- Born: Lorenzo L. Latham February 10, 1812 Massachusetts, US
- Died: December 27, 1860 (aged 48) Jefferson, Louisiana, US
- Burial place: Natchez City Cemetery, Natchez, Mississippi
- Education: Hamilton College
- Occupations: Newspaper editor and publisher
- Known for: Founding Alpha Delta Phi

= Lorenzo Latham =

American newspaper editor and fraternity founder

Lorenzo L. Latham (February 10, 1812 – December 27, 1860) was an American newspaper editor and publisher. He was a founder of Alpha Delta Phi fraternity.

== Early life ==
Latham was born in Massachusetts on February 10, 1812.

He attended Hamilton College in Clinton, New York. During his senior year, he became a founding member of the literary fraternity, Alpha Delta Phi, along with Samuel Eells, John Curtiss Underwood, Oliver Andrew Morse, and Henry Lemuel Storrs. Eells and Latham were in charge of drafting the fraternity's constitution and designing its badge.

Latham graduated from Hamilton College in 1832, as his class salutatorian.

== Career ==
Latham became a teacher in Natchez, Mississippi. He was an editor of The Creole in Charleston, South Carolina. As an editor, he advocated on behalf of the American Party of South Carolina.

In March 1851, Lathem and Henry E. Johnson started the Louisiana State Republican in Lafayette, Jefferson Parish. Lathem and Johnson co-edited and co-published the newspaper. Its political slant was toward the Whig Party.
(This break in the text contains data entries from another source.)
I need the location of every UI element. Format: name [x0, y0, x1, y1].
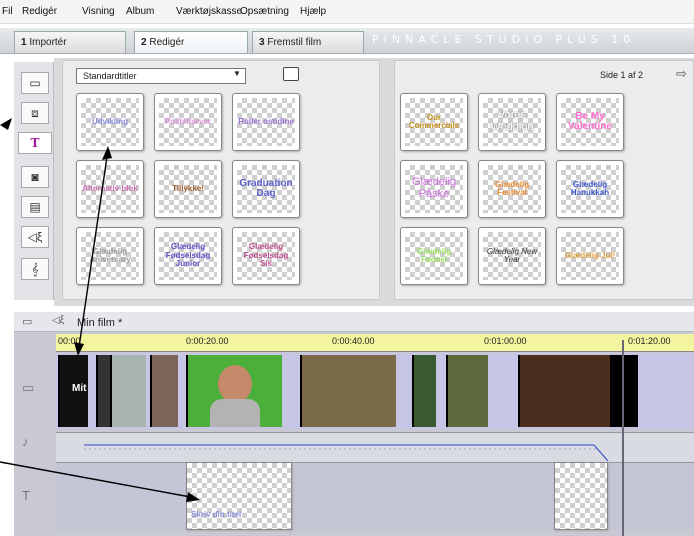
callout-arrows [0, 118, 200, 502]
callout-arrow [0, 461, 197, 499]
callout-arrowhead [0, 118, 12, 130]
callout-arrowhead [102, 146, 112, 160]
callout-arrowhead [186, 492, 200, 502]
callout-arrow [77, 149, 109, 355]
callout-arrowhead [74, 342, 84, 356]
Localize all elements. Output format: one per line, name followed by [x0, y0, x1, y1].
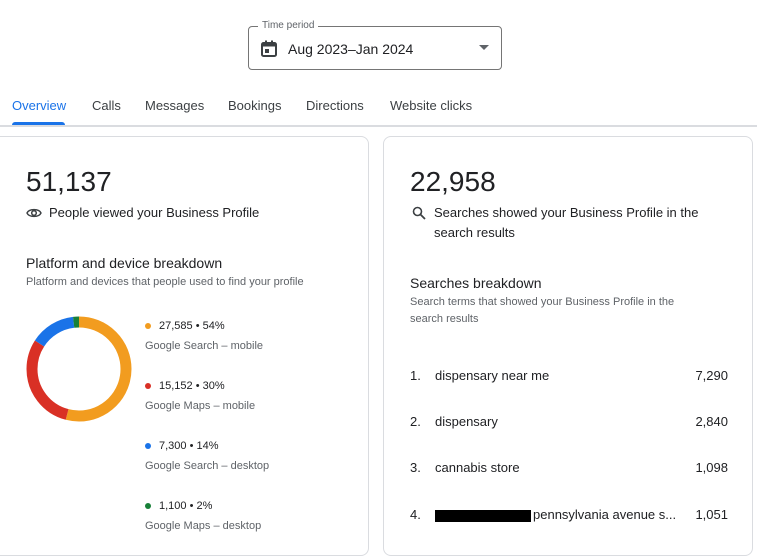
search-term-row: 2. dispensary 2,840	[410, 412, 728, 432]
legend-label: Google Maps – desktop	[145, 520, 262, 532]
searches-description-line1: Searches showed your Business Profile in…	[434, 205, 699, 220]
search-term-rank: 4.	[410, 507, 421, 522]
searches-breakdown-subtitle-line2: search results	[410, 313, 479, 325]
legend-color-dot	[145, 383, 151, 389]
search-term-row: 4. pennsylvania avenue s... 1,051	[410, 505, 728, 525]
time-period-select[interactable]: Time period Aug 2023–Jan 2024	[248, 19, 502, 70]
tab-bookings[interactable]: Bookings	[228, 98, 281, 113]
legend-value: 15,152 • 30%	[159, 380, 225, 392]
legend-value: 7,300 • 14%	[159, 440, 219, 452]
time-period-label: Time period	[258, 19, 319, 33]
search-term-row: 3. cannabis store 1,098	[410, 458, 728, 478]
platform-breakdown-title: Platform and device breakdown	[26, 255, 223, 271]
search-term-count: 2,840	[695, 414, 728, 429]
legend-label: Google Search – mobile	[145, 340, 264, 352]
search-term-count: 1,098	[695, 460, 728, 475]
tab-messages[interactable]: Messages	[145, 98, 204, 113]
legend-value: 1,100 • 2%	[159, 500, 213, 512]
searches-card	[383, 136, 753, 556]
search-term-text: pennsylvania avenue s...	[533, 507, 677, 522]
profile-views-description: People viewed your Business Profile	[49, 205, 260, 220]
searches-breakdown-subtitle-line1: Search terms that showed your Business P…	[410, 296, 675, 308]
search-term-text: dispensary near me	[435, 368, 550, 383]
search-term-rank: 1.	[410, 368, 421, 383]
search-term-rank: 2.	[410, 414, 421, 429]
legend-color-dot	[145, 323, 151, 329]
legend-label: Google Search – desktop	[145, 460, 270, 472]
legend-color-dot	[145, 503, 151, 509]
tab-overview[interactable]: Overview	[12, 98, 66, 113]
legend-label: Google Maps – mobile	[145, 400, 256, 412]
search-icon	[412, 206, 426, 220]
legend-color-dot	[145, 443, 151, 449]
legend-value: 27,585 • 54%	[159, 320, 225, 332]
tabs-divider	[0, 125, 757, 127]
search-term-redacted: pennsylvania avenue s...	[435, 505, 676, 525]
searches-breakdown-title: Searches breakdown	[410, 275, 542, 291]
redaction-bar	[435, 509, 531, 522]
platform-breakdown-subtitle: Platform and devices that people used to…	[26, 276, 304, 288]
calendar-icon	[261, 40, 277, 57]
search-term-count: 7,290	[695, 368, 728, 383]
search-term-row: 1. dispensary near me 7,290	[410, 366, 728, 386]
profile-views-count: 51,137	[26, 166, 112, 197]
platform-donut-chart	[26, 316, 132, 422]
time-period-value: Aug 2023–Jan 2024	[288, 41, 414, 57]
search-term-count: 1,051	[695, 507, 728, 522]
search-term-text: dispensary	[435, 414, 498, 429]
tab-website-clicks[interactable]: Website clicks	[390, 98, 472, 113]
search-term-rank: 3.	[410, 460, 421, 475]
searches-description-line2: search results	[434, 225, 515, 240]
dropdown-arrow-icon	[479, 45, 489, 50]
tab-directions[interactable]: Directions	[306, 98, 364, 113]
tab-calls[interactable]: Calls	[92, 98, 121, 113]
searches-count: 22,958	[410, 166, 496, 197]
eye-icon	[26, 208, 42, 218]
tab-bar: Overview Calls Messages Bookings Directi…	[0, 88, 757, 126]
search-term-text: cannabis store	[435, 460, 520, 475]
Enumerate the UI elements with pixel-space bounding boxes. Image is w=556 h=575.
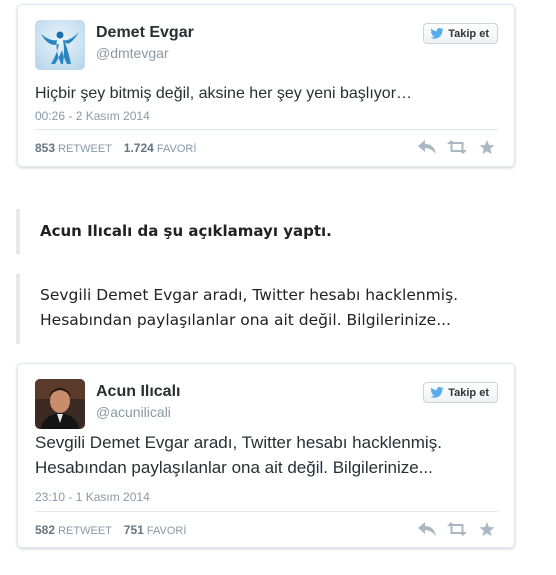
follow-button-label: Takip et [448,386,489,399]
author-name[interactable]: Acun Ilıcalı [96,383,180,401]
divider [35,129,498,130]
embedded-tweet-acun-ilicali: Acun Ilıcalı @acunilicali Takip et Sevgi… [17,363,515,548]
favorite-label: FAVORİ [156,143,197,155]
author-name[interactable]: Demet Evgar [96,24,194,42]
retweet-label: RETWEET [58,525,112,537]
tweet-stats: 582 RETWEET 751 FAVORİ [35,523,186,537]
follow-button-label: Takip et [448,27,489,40]
divider [35,511,498,512]
favorite-label: FAVORİ [146,525,187,537]
tweet-header: Acun Ilıcalı @acunilicali Takip et [35,379,498,429]
tweet-text-line: Hesabından paylaşılanlar ona ait değil. … [35,458,433,477]
avatar[interactable] [35,20,85,70]
embedded-tweet-demet-evgar: Demet Evgar @dmtevgar Takip et Hiçbir şe… [17,4,515,167]
avatar[interactable] [35,379,85,429]
tweet-text-line: Sevgili Demet Evgar aradı, Twitter hesab… [35,433,442,452]
twitter-bird-icon [430,387,444,398]
tweet-text: Sevgili Demet Evgar aradı, Twitter hesab… [35,430,498,480]
tweet-actions [417,138,497,156]
retweet-label: RETWEET [58,143,112,155]
quote-line: Sevgili Demet Evgar aradı, Twitter hesab… [40,286,459,304]
reply-icon[interactable] [417,138,437,156]
tweet-date[interactable]: 00:26 - 2 Kasım 2014 [35,109,150,123]
retweet-count: 582 [35,523,56,537]
tweet-stats: 853 RETWEET 1.724 FAVORİ [35,141,196,155]
follow-button[interactable]: Takip et [423,23,498,44]
retweet-count: 853 [35,141,56,155]
reply-icon[interactable] [417,520,437,538]
author-handle[interactable]: @acunilicali [96,404,171,420]
article-quote-block: Sevgili Demet Evgar aradı, Twitter hesab… [16,274,458,344]
favorite-star-icon[interactable] [477,138,497,156]
favorite-star-icon[interactable] [477,520,497,538]
retweet-icon[interactable] [447,520,467,538]
twitter-bird-icon [430,28,444,39]
author-handle[interactable]: @dmtevgar [96,45,169,61]
tweet-actions [417,520,497,538]
tweet-header: Demet Evgar @dmtevgar Takip et [35,20,498,70]
favorite-count: 1.724 [123,141,154,155]
quote-heading-text: Acun Ilıcalı da şu açıklamayı yaptı. [40,222,332,240]
follow-button[interactable]: Takip et [423,382,498,403]
quote-line: Hesabından paylaşılanlar ona ait değil. … [40,311,451,329]
retweet-icon[interactable] [447,138,467,156]
article-quote-heading: Acun Ilıcalı da şu açıklamayı yaptı. [16,209,332,254]
favorite-count: 751 [123,523,144,537]
tweet-date[interactable]: 23:10 - 1 Kasım 2014 [35,490,150,504]
tweet-text: Hiçbir şey bitmiş değil, aksine her şey … [35,85,413,102]
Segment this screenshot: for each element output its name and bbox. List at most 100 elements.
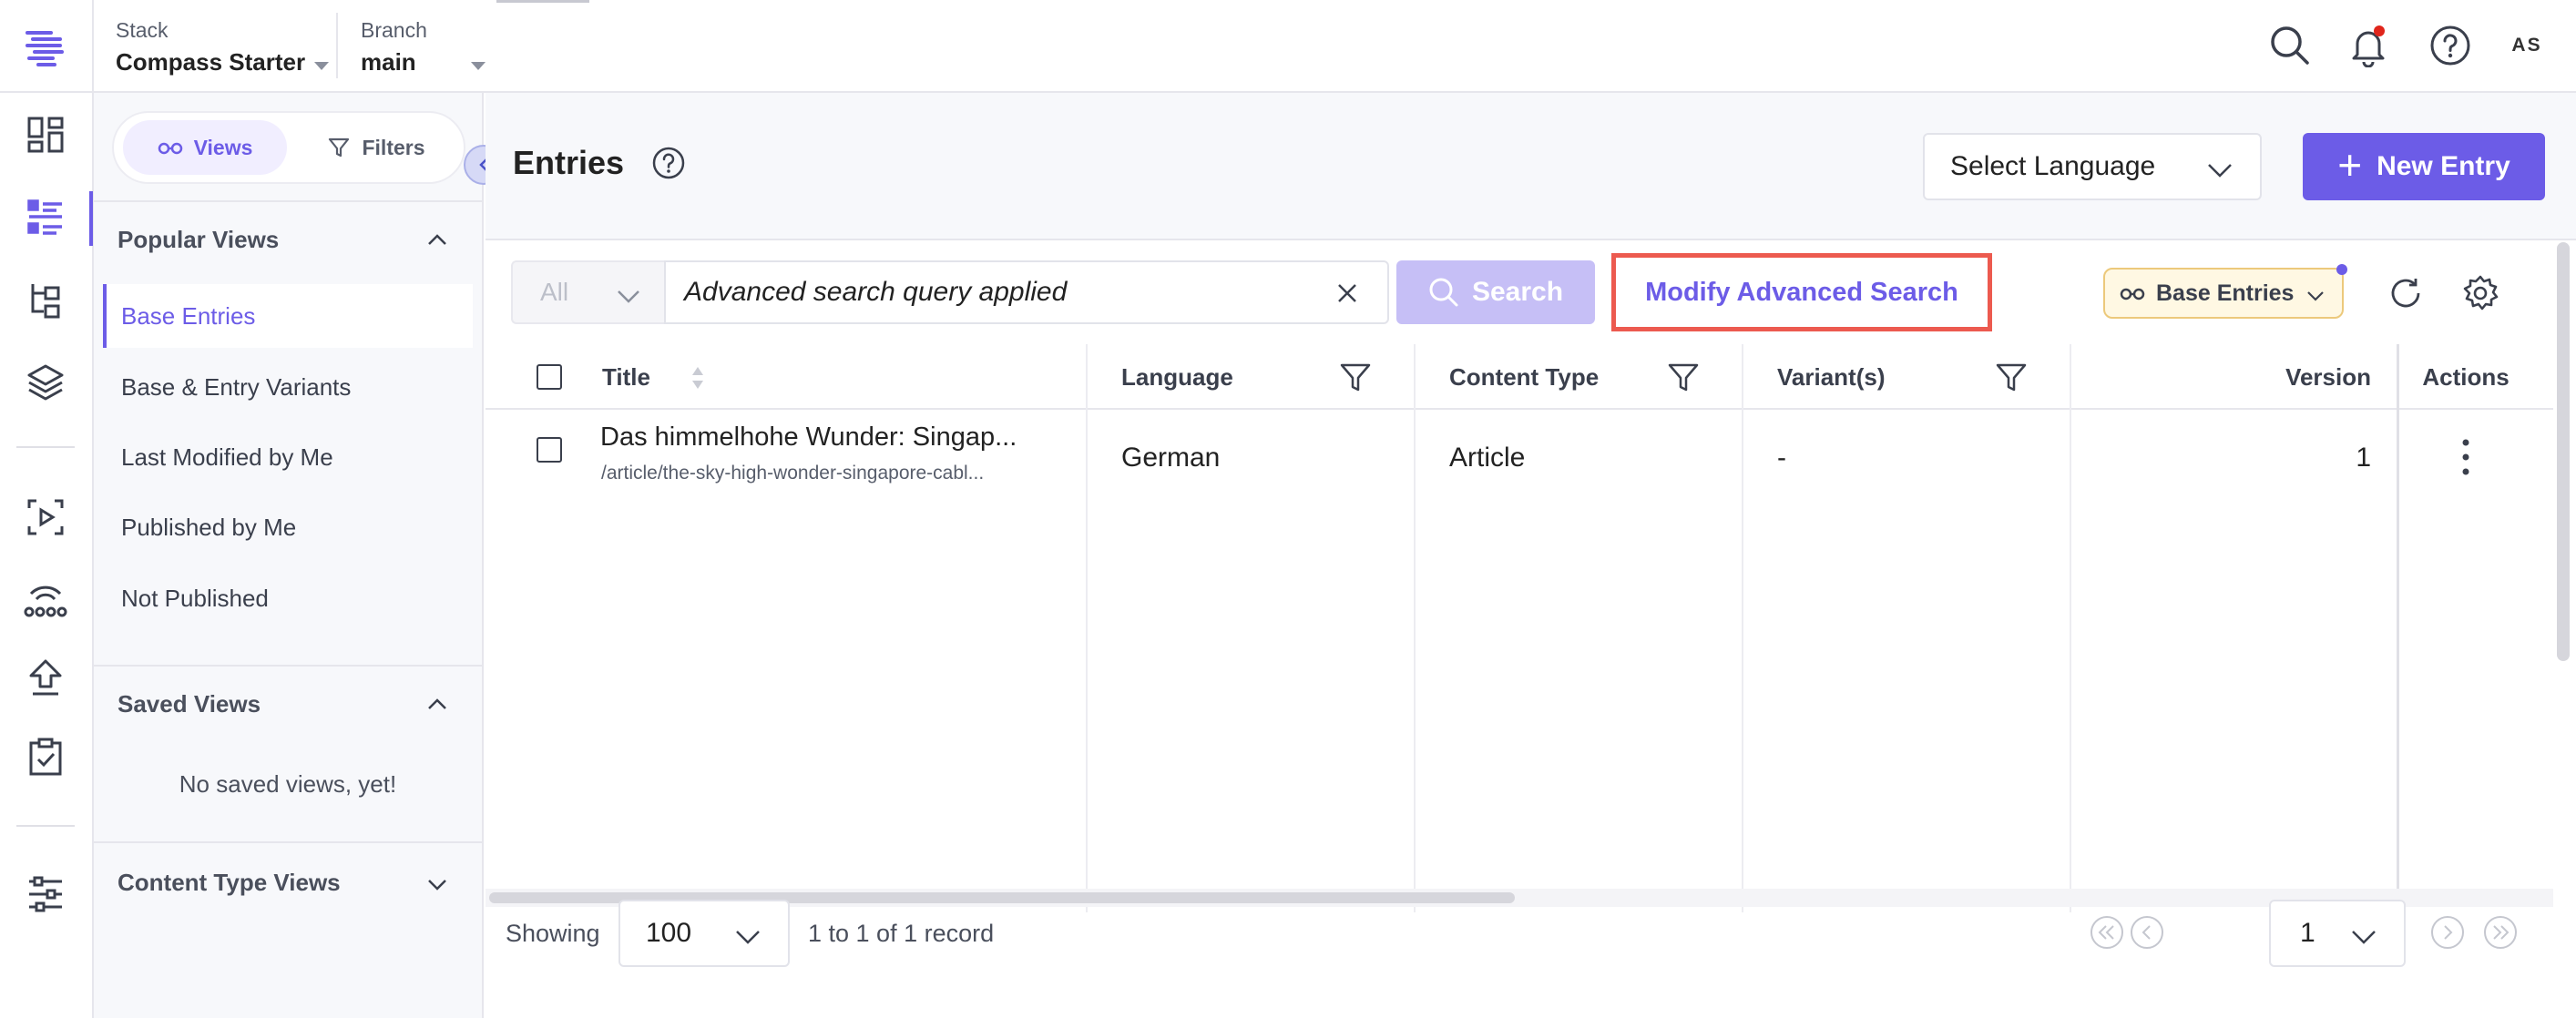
webhooks-icon[interactable]: [20, 572, 71, 623]
more-actions-icon[interactable]: [2462, 437, 2469, 477]
chevron-down-icon: [618, 290, 639, 303]
panel-divider: [94, 841, 482, 843]
table-header: Title Language Content Type Variant(s) V…: [486, 344, 2553, 410]
column-header-version[interactable]: Version: [2280, 344, 2371, 410]
deploy-upload-icon[interactable]: [20, 652, 71, 703]
entries-list-icon[interactable]: [20, 191, 71, 242]
view-selector-pill[interactable]: Base Entries: [2103, 268, 2344, 319]
chevron-down-icon: [2208, 164, 2232, 178]
new-entry-button[interactable]: + New Entry: [2303, 133, 2545, 200]
bell-icon[interactable]: [2341, 18, 2396, 73]
filter-icon[interactable]: [1666, 361, 1701, 395]
column-header-actions: Actions: [2422, 362, 2510, 391]
top-bar: Stack Compass Starter Branch main AS: [0, 0, 2576, 93]
glasses-icon: [158, 142, 182, 155]
view-item-base-entry-variants[interactable]: Base & Entry Variants: [103, 355, 473, 419]
filters-tab[interactable]: Filters: [296, 120, 456, 175]
view-item-last-modified-by-me[interactable]: Last Modified by Me: [103, 425, 473, 489]
search-icon: [1429, 278, 1458, 307]
panel-divider: [94, 665, 482, 667]
help-icon[interactable]: [651, 146, 686, 180]
rail-divider: [16, 825, 75, 827]
chevron-down-icon: [2352, 931, 2376, 944]
releases-play-icon[interactable]: [20, 492, 71, 543]
next-page-icon[interactable]: [2429, 914, 2466, 951]
chevron-down-icon: [2307, 291, 2324, 301]
entries-table: Title Language Content Type Variant(s) V…: [486, 344, 2553, 912]
stack-label: Stack: [116, 18, 169, 42]
views-tab[interactable]: Views: [123, 120, 287, 175]
avatar[interactable]: AS: [2499, 18, 2554, 73]
entry-language: German: [1121, 443, 1221, 473]
chevron-down-icon: [736, 931, 760, 944]
saved-views-heading[interactable]: Saved Views: [118, 690, 261, 718]
saved-views-empty-message: No saved views, yet!: [179, 770, 397, 798]
first-page-icon[interactable]: [2089, 914, 2125, 951]
current-page-value: 1: [2300, 918, 2315, 948]
filter-icon[interactable]: [1994, 361, 2029, 395]
help-icon[interactable]: [2423, 18, 2478, 73]
last-page-icon[interactable]: [2482, 914, 2519, 951]
branch-switcher[interactable]: Branch main: [361, 18, 486, 76]
record-count: 1 to 1 of 1 record: [808, 920, 995, 947]
stack-caret-icon[interactable]: [314, 62, 330, 71]
search-scope-select[interactable]: All: [511, 260, 664, 324]
gear-icon[interactable]: [2458, 271, 2502, 315]
search-button[interactable]: Search: [1396, 260, 1595, 324]
chevron-up-icon[interactable]: [422, 688, 453, 719]
topbar-divider: [336, 13, 338, 78]
search-icon[interactable]: [2263, 18, 2317, 73]
per-page-select[interactable]: 100: [618, 900, 790, 967]
column-header-content-type[interactable]: Content Type: [1449, 344, 1599, 410]
view-item-not-published[interactable]: Not Published: [103, 566, 473, 630]
view-item-published-by-me[interactable]: Published by Me: [103, 495, 473, 559]
branch-label: Branch: [361, 18, 427, 42]
column-header-variants[interactable]: Variant(s): [1777, 344, 1886, 410]
rail-divider: [16, 446, 75, 448]
rail-active-indicator: [89, 191, 93, 246]
content-type-views-heading[interactable]: Content Type Views: [118, 869, 341, 897]
chevron-down-icon[interactable]: [422, 869, 453, 900]
view-change-indicator: [2336, 264, 2347, 275]
contentstack-logo-icon[interactable]: [22, 24, 69, 71]
popular-views-heading[interactable]: Popular Views: [118, 226, 279, 254]
language-select-label: Select Language: [1950, 151, 2156, 181]
view-item-base-entries[interactable]: Base Entries: [103, 284, 473, 348]
showing-label: Showing: [506, 920, 600, 947]
assets-layers-icon[interactable]: [20, 357, 71, 408]
column-header-language[interactable]: Language: [1121, 344, 1233, 410]
row-checkbox[interactable]: [537, 437, 562, 463]
tasks-clipboard-icon[interactable]: [20, 732, 71, 783]
language-select[interactable]: Select Language: [1923, 133, 2262, 200]
entry-title[interactable]: Das himmelhohe Wunder: Singap...: [600, 422, 1017, 453]
stack-switcher[interactable]: Stack Compass Starter: [116, 18, 330, 76]
settings-sliders-icon[interactable]: [20, 869, 71, 920]
branch-name[interactable]: main: [361, 48, 416, 76]
chevron-up-icon[interactable]: [422, 224, 453, 255]
page-number-select[interactable]: 1: [2269, 900, 2406, 967]
search-input[interactable]: Advanced search query applied: [664, 260, 1389, 324]
stack-name[interactable]: Compass Starter: [116, 48, 305, 76]
entry-variants: -: [1777, 443, 1786, 473]
branch-caret-icon[interactable]: [470, 62, 486, 71]
table-row[interactable]: Das himmelhohe Wunder: Singap... /articl…: [486, 410, 2553, 508]
top-tab-indicator: [496, 0, 589, 3]
sort-icon[interactable]: [690, 364, 705, 392]
filter-icon[interactable]: [1338, 361, 1373, 395]
modify-advanced-search-button[interactable]: Modify Advanced Search: [1611, 253, 1992, 331]
entry-url: /article/the-sky-high-wonder-singapore-c…: [601, 463, 985, 484]
content-models-icon[interactable]: [20, 275, 71, 326]
dashboard-icon[interactable]: [20, 109, 71, 160]
close-icon[interactable]: [1334, 280, 1360, 306]
new-entry-label: New Entry: [2377, 151, 2510, 181]
column-header-title[interactable]: Title: [602, 344, 650, 410]
vertical-scrollbar[interactable]: [2557, 242, 2570, 661]
select-all-checkbox[interactable]: [537, 364, 562, 390]
entry-version: 1: [2356, 443, 2371, 473]
filters-tab-label: Filters: [362, 135, 425, 159]
previous-page-icon[interactable]: [2129, 914, 2165, 951]
refresh-icon[interactable]: [2384, 271, 2428, 315]
plus-icon: +: [2337, 141, 2363, 188]
glasses-icon: [2120, 288, 2145, 300]
views-tab-label: Views: [193, 135, 253, 159]
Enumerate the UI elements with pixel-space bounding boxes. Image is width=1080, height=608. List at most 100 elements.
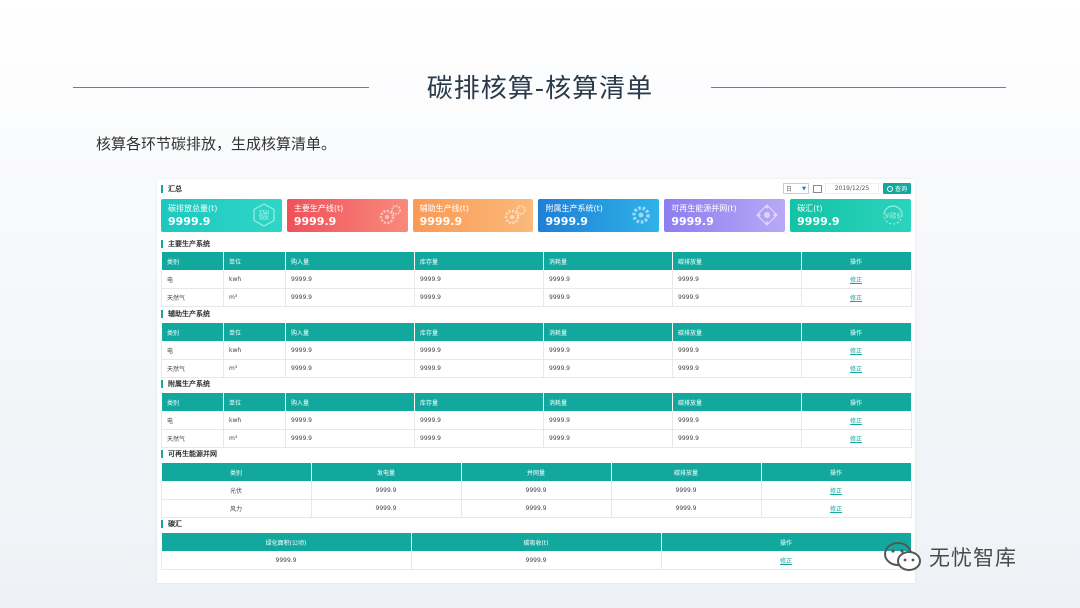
table-cell: 9999.9 <box>461 499 612 518</box>
column-header: 单位 <box>223 322 286 342</box>
table-cell: m³ <box>223 359 286 378</box>
table-cell: 光伏 <box>161 481 312 500</box>
section-heading: 辅助生产系统 <box>161 309 210 319</box>
period-select[interactable]: 日 ▼ <box>782 183 809 194</box>
table-row: 电 kwh 9999.9 9999.9 9999.9 9999.9 修正 <box>161 341 912 360</box>
table-cell: 天然气 <box>161 288 224 307</box>
table-cell: 9999.9 <box>543 288 673 307</box>
table-cell: 9999.9 <box>285 288 415 307</box>
table-cell: 9999.9 <box>543 359 673 378</box>
section-heading: 碳汇 <box>161 519 182 529</box>
carbon-sink-table: 绿化面积(公顷) 碳吸收(t) 操作 9999.9 9999.9 修正 <box>161 532 912 570</box>
table-header-row: 类别 单位 购入量 库存量 消耗量 碳排放量 操作 <box>161 392 912 412</box>
column-header: 库存量 <box>414 251 544 271</box>
table-cell: 9999.9 <box>461 481 612 500</box>
search-icon <box>886 185 893 192</box>
table-cell: 9999.9 <box>543 270 673 289</box>
correct-link[interactable]: 修正 <box>850 295 862 302</box>
correct-link[interactable]: 修正 <box>850 418 862 425</box>
gears-icon <box>505 205 527 225</box>
card-main-line[interactable]: 主要生产线(t) 9999.9 <box>286 199 408 232</box>
action-cell: 修正 <box>761 499 912 518</box>
card-ancillary-system[interactable]: 附属生产系统(t) 9999.9 <box>538 199 660 232</box>
card-label: 附属生产系统(t) <box>545 204 603 213</box>
correct-link[interactable]: 修正 <box>780 558 792 565</box>
table-header-row: 类别 发电量 并网量 碳排放量 操作 <box>161 462 912 482</box>
column-header: 库存量 <box>414 322 544 342</box>
table-cell: 9999.9 <box>285 411 415 430</box>
table-header-row: 类别 单位 购入量 库存量 消耗量 碳排放量 操作 <box>161 322 912 342</box>
column-header: 单位 <box>223 392 286 412</box>
card-value: 9999.9 <box>797 215 840 228</box>
dashboard-panel: 汇总 日 ▼ 2019/12/25 查询 碳排放总量(t) 9999.9 碳 主… <box>157 179 915 583</box>
column-header: 绿化面积(公顷) <box>161 532 412 552</box>
column-header: 消耗量 <box>543 251 673 271</box>
card-renewable-grid[interactable]: 可再生能源并网(t) 9999.9 <box>664 199 786 232</box>
table-cell: 9999.9 <box>411 551 662 570</box>
column-header: 库存量 <box>414 392 544 412</box>
correct-link[interactable]: 修正 <box>830 506 842 513</box>
query-button[interactable]: 查询 <box>882 183 911 194</box>
table-cell: 电 <box>161 270 224 289</box>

In October 1851, Latham was an applicant for the position of superintendent of the New Orleans Schools. He was an associate editor of the Picayune in New Orleans from 1853 to 1860.

== Personal life ==
Latham married Mary Barfield of Natchez, Mississippi on May 11, 1841. They had two children, H. J. Latham and James Lathem.

On December 27, 1860, Latham died from pneumonia at his home in Jefferson, Louisiana at the age of 48. He was buried in the Natchez City Cemetery in Natchez.

==Legacy==
Alpha Delta Phi expanded into an international social and literary fraternity with more than 53,000 members.